Jul 7, 2008 09:58 GMT  ·  By

Nearly 300 million years ago, the world's last known supercontinent, Pangaea, started breaking up, eventually forming the seven continents we see today. Heat radiating from Earth's molten iron and nickel core is released to the outermost layers of the mantle through convection, which can also be held responsible for the sluggish movement of the plate tectonics, driving into and away from each other only to form a new supercontinent every few hundred million years or so and then breaking up again into smaller pieces.

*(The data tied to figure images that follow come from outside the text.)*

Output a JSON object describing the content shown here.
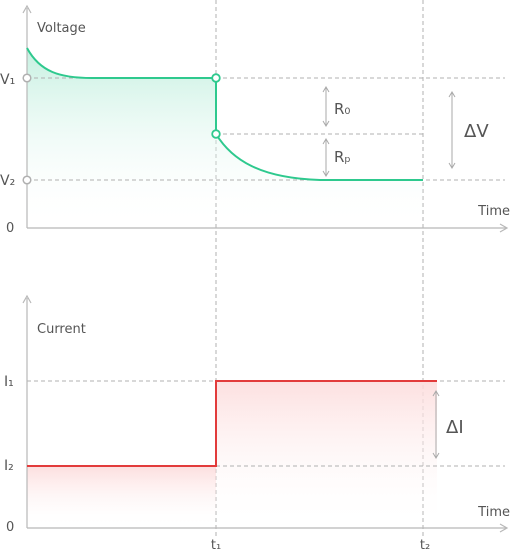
{
  "voltage_panel": {
    "ylabel": "Voltage",
    "xlabel": "Time",
    "ticks": {
      "v1": "V₁",
      "v2": "V₂",
      "zero": "0"
    },
    "labels": {
      "r0": "R₀",
      "rp": "Rₚ",
      "delta_v": "ΔV"
    }
  },
  "current_panel": {
    "ylabel": "Current",
    "xlabel": "Time",
    "ticks": {
      "i1": "I₁",
      "i2": "I₂",
      "zero": "0"
    },
    "labels": {
      "delta_i": "ΔI"
    }
  },
  "time_ticks": {
    "t1": "t₁",
    "t2": "t₂"
  },
  "colors": {
    "voltage_line": "#2ec98e",
    "current_line": "#e23b3b",
    "axis": "#b8b8b8"
  }
}
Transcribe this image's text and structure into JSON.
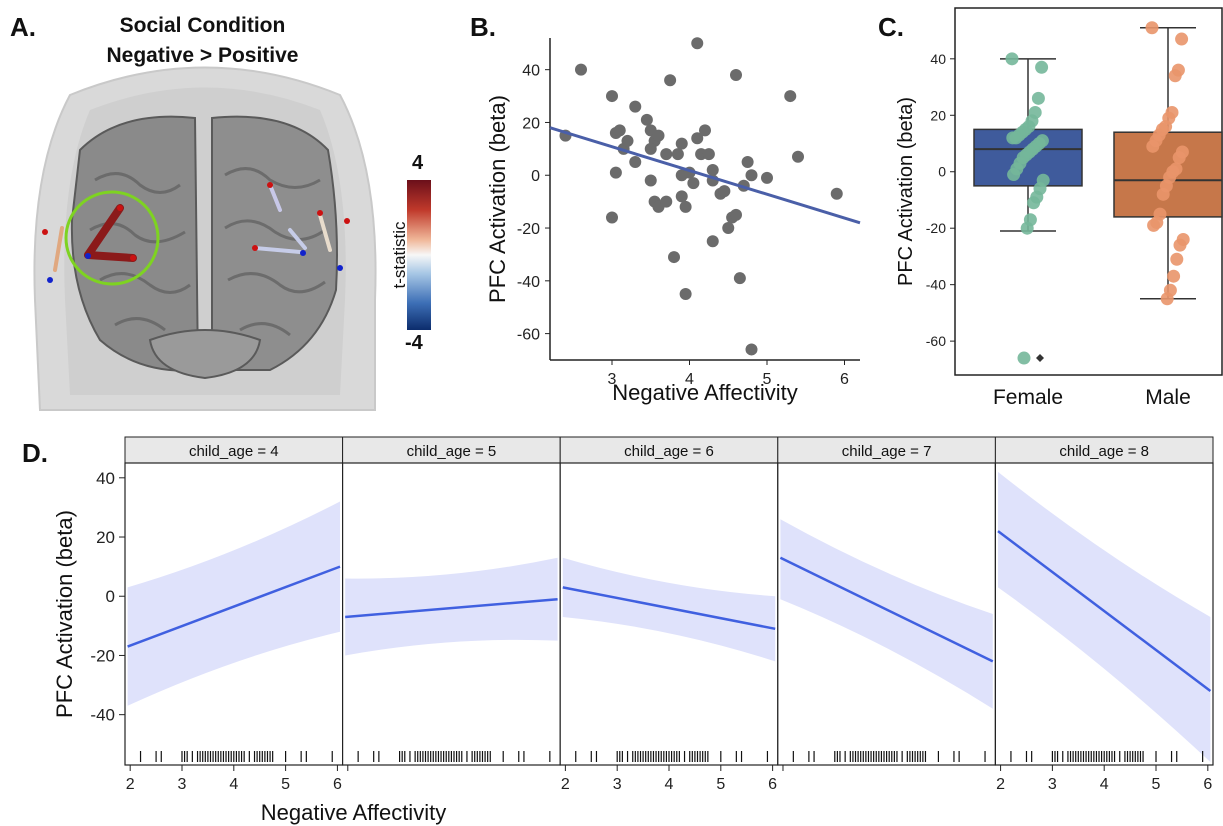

How supercontinents form is pretty straightforward, although why and how they break up is not that clear. Recently, a team of researchers from the New York University proposed that the breaking up of supercontinents can be accounted for through a periodical alteration of the dynamics of so-called convection cells inside the Earth's mantle. According to their theory, once the supercontinent is formed, the heat convection patterns in the mantle change and the plate tectonics are forced to move away from each other, forming individual continents.

Now, Gabriel Gutierre-Alonso from the University of Salamanca proposes a model that approaches the problem of how Pangaea broke up through a mechanism called 'self-subduction', which may also explain some of the other problems regarding Earth's geology.

Subduction is the mechanism that allows plate tectonics to slip over and beneath one another as they push against each other. However, because Pangaea had a shape that allowed it to accommodate the Paleo-Tethys Ocean, it might have been possible that the southern region of the supercontinent suddenly started moving north, in order to close that gap. In the end, the southern shelf subducted under the north one.

"It's like a cat trying to bite its own tail," said geologist Fernando Corf■ of the University of Oslo, co-author of the research.

As the southern end of the continent rushed to close the Paleo-Tethys Ocean, the central region of Pangaea would have started to compress, possibly forming what is now known as the Armorican Arc mountain range, covering the territory of today's Turkey, UK and Spain. At the same time, the side opposite to the Paleo-Tethys Ocean would have started to stretch and break up into a bicycle spoke pattern that formed ancient rifts similar to those in Norway and Madagascar.